“Ghana’s Public Debt Drops by GH¢113.7 Billion – Debt-to-GDP Now 43.8%”

By: Nana Kwasi Roka

Ghana’s Finance Minister, Dr. Cassiel Ato Forson, has announced a significant drop in the country’s public debt stock by GH¢113.7 billion, bringing the debt-to-GDP ratio down to 43.8% – a major turnaround that signals progress in restoring macroeconomic stability.

Delivering the 2025 Mid-Year Budget Review in Parliament on Thursday, July 24, Dr. Forson described the achievement as “historic,” citing that Ghana is currently experiencing a negative debt accumulation rate of 15.6% for the first time in the Fourth Republic.

“Mr. Speaker, this is the steepest decline in Ghana’s debt trajectory in decades,” he emphasized.

Breakdown of the Gains:

According to the finance minister, the decline in debt stock is the result of a mix of:

● Successful debt restructuring exercises under the IMF-backed programme,

● Prudent borrowing policies and

● Strong primary budget performance.

The figure reflects both external and domestic debt combined and is based on the new GDP rebasing and updated macroeconomic forecasts.

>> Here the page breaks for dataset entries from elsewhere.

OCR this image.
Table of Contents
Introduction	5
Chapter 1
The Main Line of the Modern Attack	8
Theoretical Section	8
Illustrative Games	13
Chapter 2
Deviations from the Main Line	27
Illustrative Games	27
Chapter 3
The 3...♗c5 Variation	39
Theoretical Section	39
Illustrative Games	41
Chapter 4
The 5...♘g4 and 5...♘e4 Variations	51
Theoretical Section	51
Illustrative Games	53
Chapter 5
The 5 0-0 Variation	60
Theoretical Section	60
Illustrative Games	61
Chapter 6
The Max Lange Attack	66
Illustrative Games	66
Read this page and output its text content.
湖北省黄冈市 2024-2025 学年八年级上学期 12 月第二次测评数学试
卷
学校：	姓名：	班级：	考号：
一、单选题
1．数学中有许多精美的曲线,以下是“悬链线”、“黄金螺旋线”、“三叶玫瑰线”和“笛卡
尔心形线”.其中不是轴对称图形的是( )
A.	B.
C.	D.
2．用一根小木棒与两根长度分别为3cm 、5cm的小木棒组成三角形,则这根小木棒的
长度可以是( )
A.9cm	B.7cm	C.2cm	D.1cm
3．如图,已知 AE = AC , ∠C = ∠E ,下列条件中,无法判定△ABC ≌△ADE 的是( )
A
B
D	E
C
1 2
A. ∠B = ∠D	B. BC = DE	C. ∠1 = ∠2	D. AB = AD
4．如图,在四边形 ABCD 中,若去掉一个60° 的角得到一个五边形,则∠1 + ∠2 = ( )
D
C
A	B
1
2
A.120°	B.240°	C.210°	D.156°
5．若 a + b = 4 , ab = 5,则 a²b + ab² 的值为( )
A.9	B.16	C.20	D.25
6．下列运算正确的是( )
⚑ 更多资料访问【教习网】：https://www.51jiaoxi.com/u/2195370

From Debt Distress to Recovery

This comes after Ghana, in 2022 – under the “incompetent” leadership of Nana Addo Dankwa Akufo and Dr Bawumia was classified as a high-debt-distress country, with public debt exceeding GH¢600 billion and a debt-to-GDP ratio above 70%. The government, under intense pressure, entered a staff-level agreement with the IMF and began a comprehensive domestic debt exchange programme (DDEP), followed by external debt negotiations with bilateral and commercial creditors.

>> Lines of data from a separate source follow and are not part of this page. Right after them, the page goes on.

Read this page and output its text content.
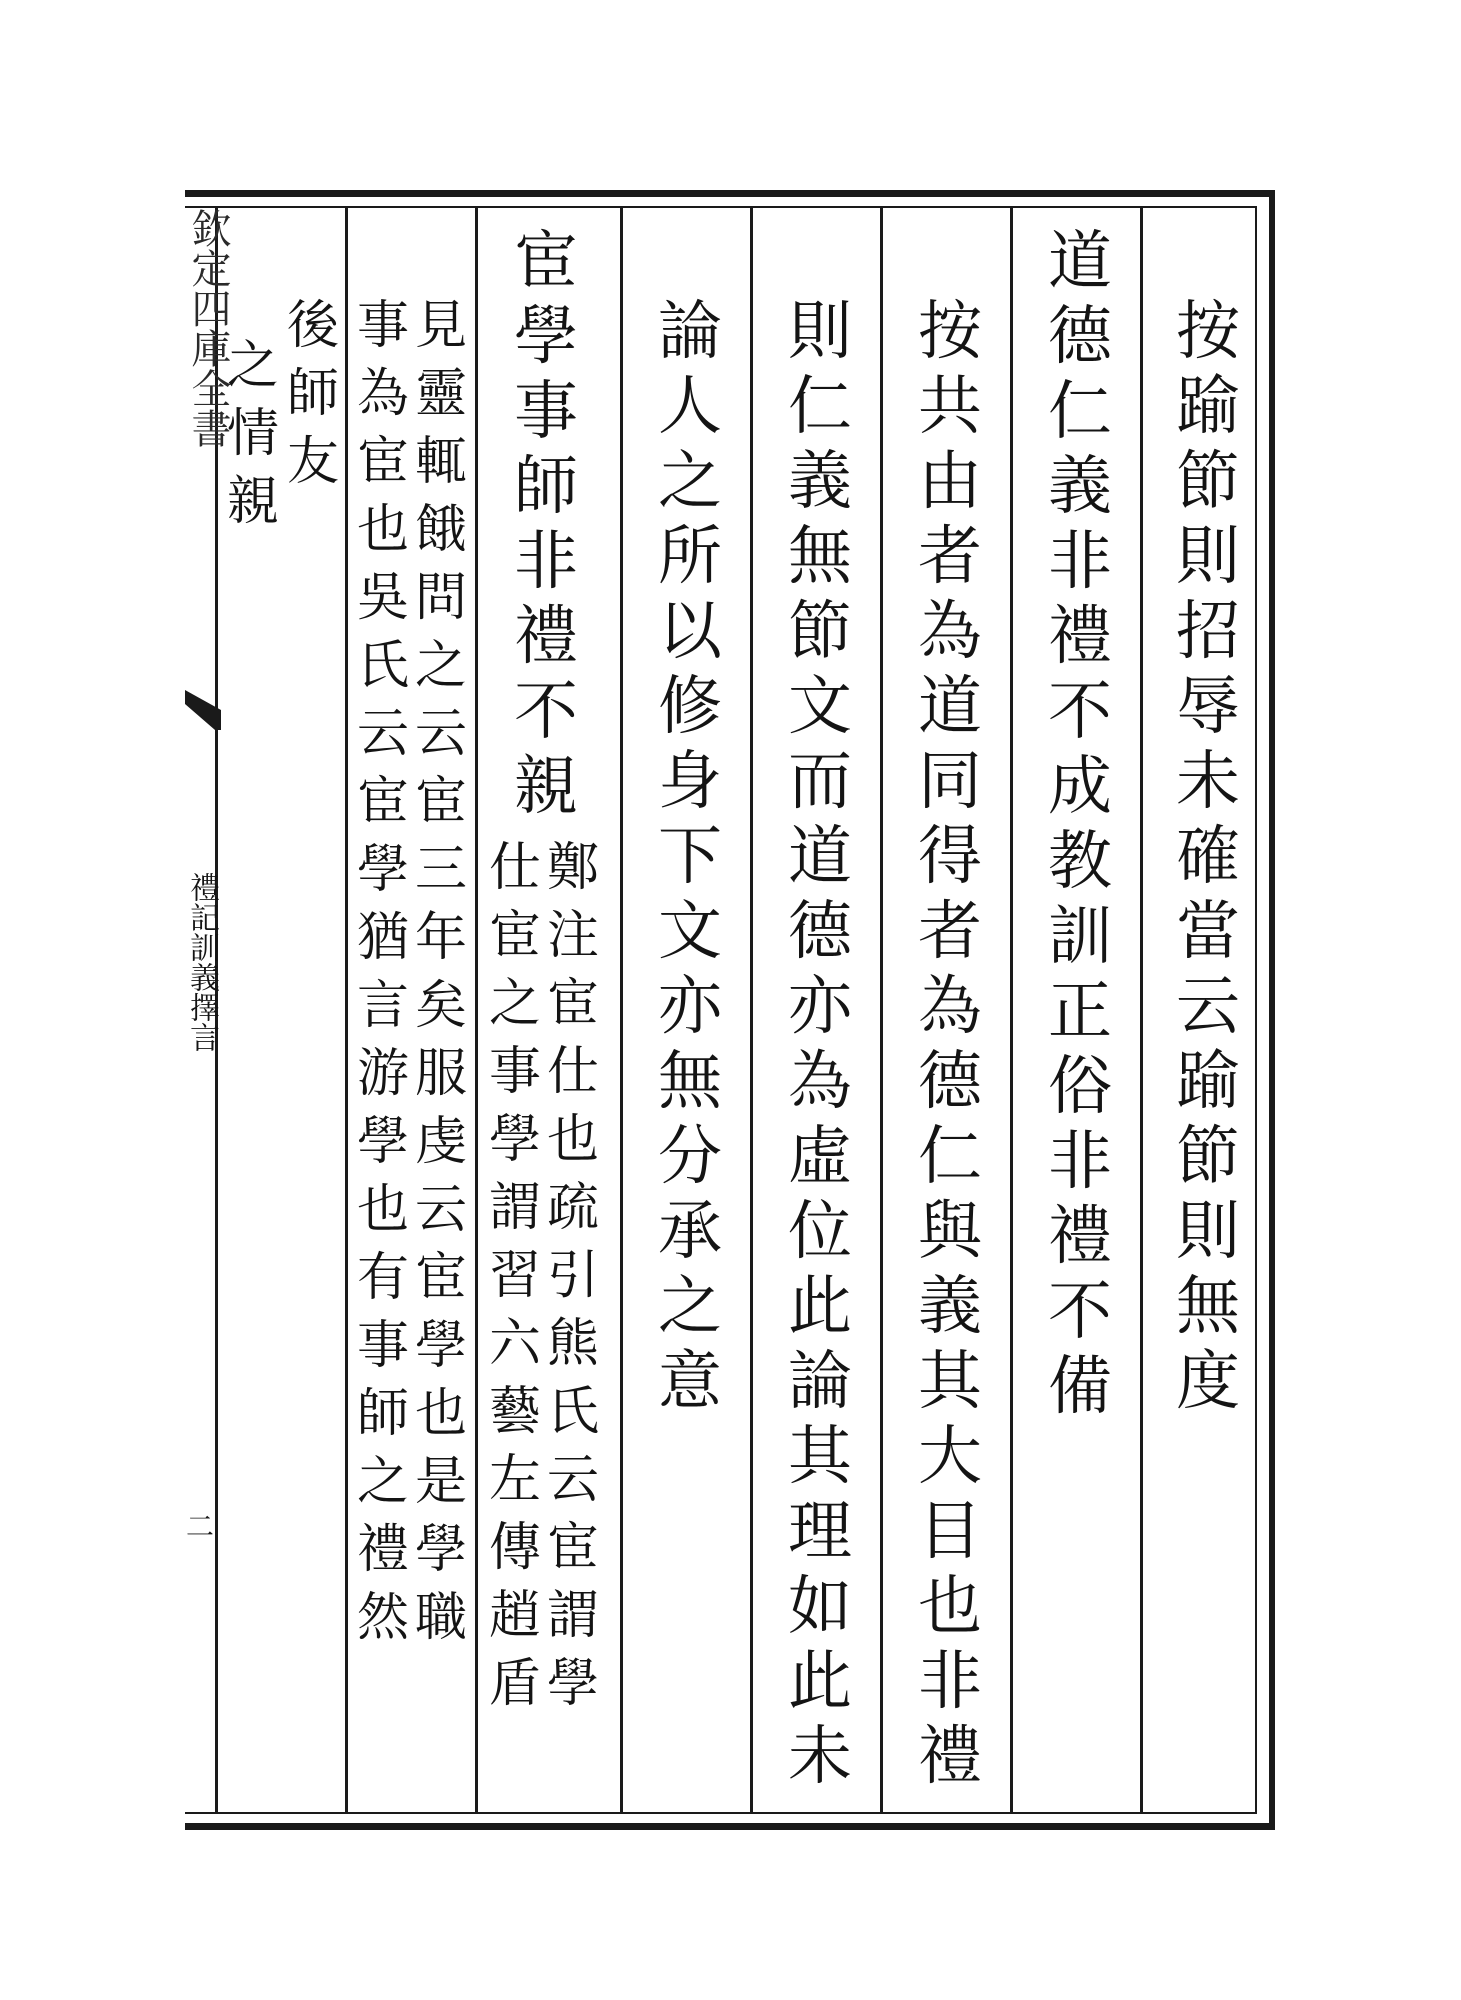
欽定四庫全書
禮記訓義擇言
二
按
踰
節
則
招
辱
未
確
當
云
踰
節
則
無
度
道
德
仁
義
非
禮
不
成
教
訓
正
俗
非
禮
不
備
按
共
由
者
為
道
同
得
者
為
德
仁
與
義
其
大
目
也
非
禮
則
仁
義
無
節
文
而
道
德
亦
為
虛
位
此
論
其
理
如
此
未
論
人
之
所
以
修
身
下
文
亦
無
分
承
之
意
宦
學
事
師
非
禮
不
親
鄭
注
宦
仕
也
疏
引
熊
氏
云
宦
謂
學
仕
宦
之
事
學
謂
習
六
藝
左
傳
趙
盾
見
靈
輒
餓
問
之
云
宦
三
年
矣
服
虔
云
宦
學
也
是
學
職
事
為
宦
也
吳
氏
云
宦
學
猶
言
游
學
也
有
事
師
之
禮
然
後
師
友
之
情
親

Now, in just six months of President John Dramani Mahama’s exceptional leadership into the recovery programme, Dr. Forson insists the results are clear:

“We are not just slowing the pace of debt accumulation – we are reversing it,” he said. “Every cedi saved from debt means more room for roads, schools, and jobs. This is real fiscal space.”

Economic Analysts React

Economists and policy analysts have largely praised the decline, with some describing it as a vote of confidence in Ghana’s fiscal reforms. They claim “Bringing debt to below 50% of GDP so quickly is a remarkable feat. But the challenge now is maintaining it while stimulating growth.”

What It Means for Ghanaians

If sustained, the declining debt levels could lead to:

● Lower interest payments on debt (freeing funds for development),

● Improved investor confidence and

● Better credit ratings for Ghana – which would ultimately reduce the cost of borrowing.

Dr. Forson emphasized that this was only the beginning of a disciplined fiscal path and urged all government agencies to remain committed to expenditure controls and value-for-money audits.

“This is how we move from a crisis economy to a productive economy,” he concluded.